Friday, August 4, 2023
- A busy earnings calendar for equities has largely been overshadowed by volatility in the fixed income market this week.
- Treasuries stole the spotlight after Fitch downgraded the U.S. credit rating from AAA to AA+, putting added upward pressure on yields. Longer duration Treasuries lagged and a bear steepener curve developed, creating a potential double bottom formation in the closely watched 10-year minus 2-year Treasury curve spread.
- Historically, curve spreads have bottomed before five of the last six recessions since 1980, although it took an average of 187 trading days after the bottom for the official recession to start.
- Equity market returns following a major bottom in the 10-year minus 2-year Treasury curve spread have historically been positive over the following 12 months. Smaller caps tend to underperform during this period.
Treasuries Steal the Show
While it has been a busy week of S&P 500 earnings, the fixed income market stole the show. Fitch’s downgrade of the U.S. credit rating from AAA to AA+ put Treasuries in the spotlight and exacerbated upward pressure on yields that are already facing increased supply, quantitative tightening, relatively resilient economic data, higher-for-longer monetary policy, and the Bank of Japan’s recent tweak to their yield curve control program.
Longer duration Treasuries are underperforming on the week, including the 10-year, whose yield is up over 20 basis points (bps) since last Friday. The jump in 10-year yields triggered a breakout above the March highs at 4.09%, leaving the 4.24%-4.34% range (October/November 2022 highs) as the next major area of overhead resistance. Momentum is also confirming the breakout, including a recent Moving Average Convergence/Divergence (MACD) buy signal and bullish crossover between the 50-day and 200-day moving average (dma).

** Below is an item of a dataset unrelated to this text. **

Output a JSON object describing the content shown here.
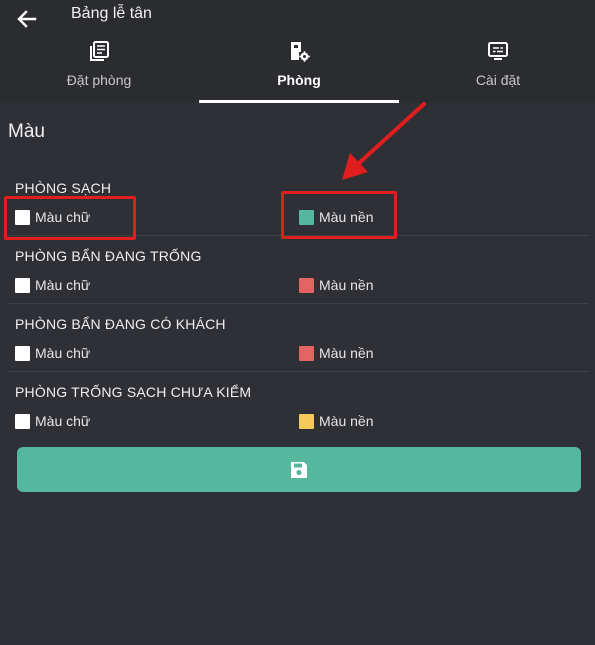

Volatility on the front end of the curve has been less pronounced, as shorter duration Treasuries are more directly tethered to monetary policy—which remains a higher-for-longer theme. With benchmark 2-year Treasury yields trading nearly unchanged since last Friday, a bear steepener curve has formed as longer-term rates are rising faster than shorter-term rates. As shown on the right below, the recent steepening or dis-inversion of the curve occurred right at support from the March lows, forming a potential double-bottom in the 10-year minus 2-year Treasury curve spread. Technically, a breakout above the declining 200-dma would add to the evidence of the lows being set.
However, on a longer-term basis, and as you can see on the left side of the chart above, dis-inversions of the 10-year minus 2-year Treasury curve spread often precede recessions (and provide an even more timely indicator for recessions than the actual inversion). Curve spreads have bottomed before five of the last six recessions since 1980, although it took an average of 187 trading days after the bottom for the official recession to start. Only in March 1980 did curve spreads bottom during a recession.
How Do Stocks Perform After Curve Spreads Bottom?
Finally, we also looked at how the S&P 500, Nasdaq Composite, and Russell 2000 performed after a major bottom was set in the 10-year minus 2-year Treasury curve spread. While acknowledging the data is limited, returns over the subsequent 12 months have historically been positive for each index, although most returns track toward modest underperformance relative to historical 12-month returns during this timeframe. In terms of relative performance, the Russell 2000 has historically lagged its index peers, a common theme for small caps before the onset of a recession.
Curve spreads have recently steepened after finding support off the March lows, forming a potential double bottom on the closely watched 10-year minus 2-year Treasury curve spread. Technically, a breakout above the declining 200-dma would add to the evidence of the lows being set. While a dis-inversion of the curve often precedes a recession, the lag time between when curve spreads bottom and the start of a recession has averaged 187 trading days. Stocks have also posted positive returns over the following 12 months after a bottom in curve spreads.